Welcoming ARENA’s support for ZESTY, Calix Managing Director and CEO, Phil Hodgson said, “We are grateful to ARENA for their support of our shared vision for decarbonised iron and steel in Australia. We look forward to continuing to work closely with ARENA and our partners in industry and academia towards achieving our environmentally and economically important goals.”
Decarbonising iron and steel
Iron and steel are materials essential to our economic prosperity and continued development. Responsible for 7% of global CO2 emissions, they are also one of our most carbon-intensive and hard-to-abate industries.
Currently, approximately 90% of iron is produced by metallurgical coal and coke-fuelled blast furnaces (BFs). This conventional method of iron ore reduction is responsible for 80-85% of the industry’s CO2 footprint. As the second largest source of industrial emissions after cement and lime, iron and steel producers are under intense pressure to decarbonise.
Calix’s Zero Emissions Steel TechnologY
Calix’s ZESTY uses green hydrogen in a renewably powered reactor to produce green iron and ultimately, green steel.
ZESTY can be electrically heated and is compatible with intermittent sources of renewable generation and grid load-balancing applications. The unique, indirect heating approach not only enables efficient electrification but also removes sources of combustion and the generation of hydrogen-oxygen flames, allowing a simpler design and processing at significantly lower temperatures than a conventional BF.
Unlike other direct reduced iron (DRI) technologies, Calix’s indirect heating of the reduction reaction with renewable power means hydrogen is not consumed as a fuel, only as a reductant, and is easily recycled in the process. As such, ZESTY is targeting the minimum hydrogen use of 54kg of hydrogen per tonne of iron, enabling more efficient and economical production of green iron and steel.
ZESTY’s ability to handle small particle sizes has the potential to more easily remove impurities compared with other (DRI) processes, which require pelletised and typically higher-grade iron ores. Further testing and validation of this potential is underway.
ZESTY iron aims to enable steel producers to add green iron directly into their existing processes to provide a simple and efficient route to emissions reduction.
ZESTY steel aims to enable steel producers to add ZESTY directly into their process to produce lower carbon, and ultimately zero emissions steel products.

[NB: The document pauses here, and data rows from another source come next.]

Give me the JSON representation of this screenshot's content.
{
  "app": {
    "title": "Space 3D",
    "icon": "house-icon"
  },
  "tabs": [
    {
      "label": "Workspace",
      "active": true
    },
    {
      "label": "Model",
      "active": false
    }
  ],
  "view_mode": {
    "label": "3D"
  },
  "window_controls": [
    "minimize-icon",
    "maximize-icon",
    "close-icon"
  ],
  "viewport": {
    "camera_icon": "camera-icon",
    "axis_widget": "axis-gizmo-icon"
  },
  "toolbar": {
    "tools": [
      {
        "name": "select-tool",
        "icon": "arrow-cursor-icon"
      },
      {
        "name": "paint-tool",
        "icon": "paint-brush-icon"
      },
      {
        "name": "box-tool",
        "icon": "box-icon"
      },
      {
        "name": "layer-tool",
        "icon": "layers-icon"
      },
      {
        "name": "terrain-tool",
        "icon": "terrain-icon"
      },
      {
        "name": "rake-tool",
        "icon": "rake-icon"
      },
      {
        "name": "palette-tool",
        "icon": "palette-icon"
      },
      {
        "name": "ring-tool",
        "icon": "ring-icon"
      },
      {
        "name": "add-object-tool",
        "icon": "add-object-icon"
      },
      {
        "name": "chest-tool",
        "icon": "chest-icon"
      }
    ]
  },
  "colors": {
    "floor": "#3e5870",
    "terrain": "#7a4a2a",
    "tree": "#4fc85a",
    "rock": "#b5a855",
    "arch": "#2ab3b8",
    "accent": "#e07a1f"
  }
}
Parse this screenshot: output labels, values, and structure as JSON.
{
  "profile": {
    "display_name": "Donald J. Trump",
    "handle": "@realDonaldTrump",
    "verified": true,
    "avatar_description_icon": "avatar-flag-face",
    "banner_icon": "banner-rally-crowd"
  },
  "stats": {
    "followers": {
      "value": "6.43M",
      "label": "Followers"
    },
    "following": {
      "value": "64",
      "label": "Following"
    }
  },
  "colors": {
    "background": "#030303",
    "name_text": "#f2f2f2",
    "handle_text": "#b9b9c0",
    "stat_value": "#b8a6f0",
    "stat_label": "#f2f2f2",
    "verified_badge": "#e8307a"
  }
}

Calix’s ZESTY steel process involves the use of the ZESTY iron process feeding a standard (continuous) electric arc furnace (C-EAF), with the addition of a Leilac kiln to produce zero-emissions lime. No pelletisation of the lime is required, while the lime can also be used to scrub excess carbon dioxide as well as other pollutants from the exhaust gases.
The ZESTY demonstration plant
The $947,035 grant from ARENA will provide approximately 48% of the funding for an eleven-month study for a 30,000 tonne per annum ZESTY-iron demonstration plant.
The proposed renewably powered ZESTY-iron plant will produce green hydrogen for the direct reduction of iron ore to sponge iron. With no carbon involved throughout the process, the proposed ZESTY reactor will demonstrate a new approach to zero emissions iron and steel.
Calix’s ZESTY demonstration plant will also be compatible with intermittent operation, enabling economical use of low-cost renewable power and will be compatible with load balancing applications for the energy grid.
The project will cover both the BOD and the FEED study required to determine the final location, specification and cost of the demonstration plant before a Final Investment Decision is taken.
The project will also further establish key partnerships in industry across the hydrogen, iron ore and renewables sectors, in addition to possible end users of green iron through the Heavy Industry Low-carbon Transition Cooperative Research Centre (HILT CRC), facilitating knowledge sharing and the ongoing development of an ecosystem for sustainable heavy industry in Australia.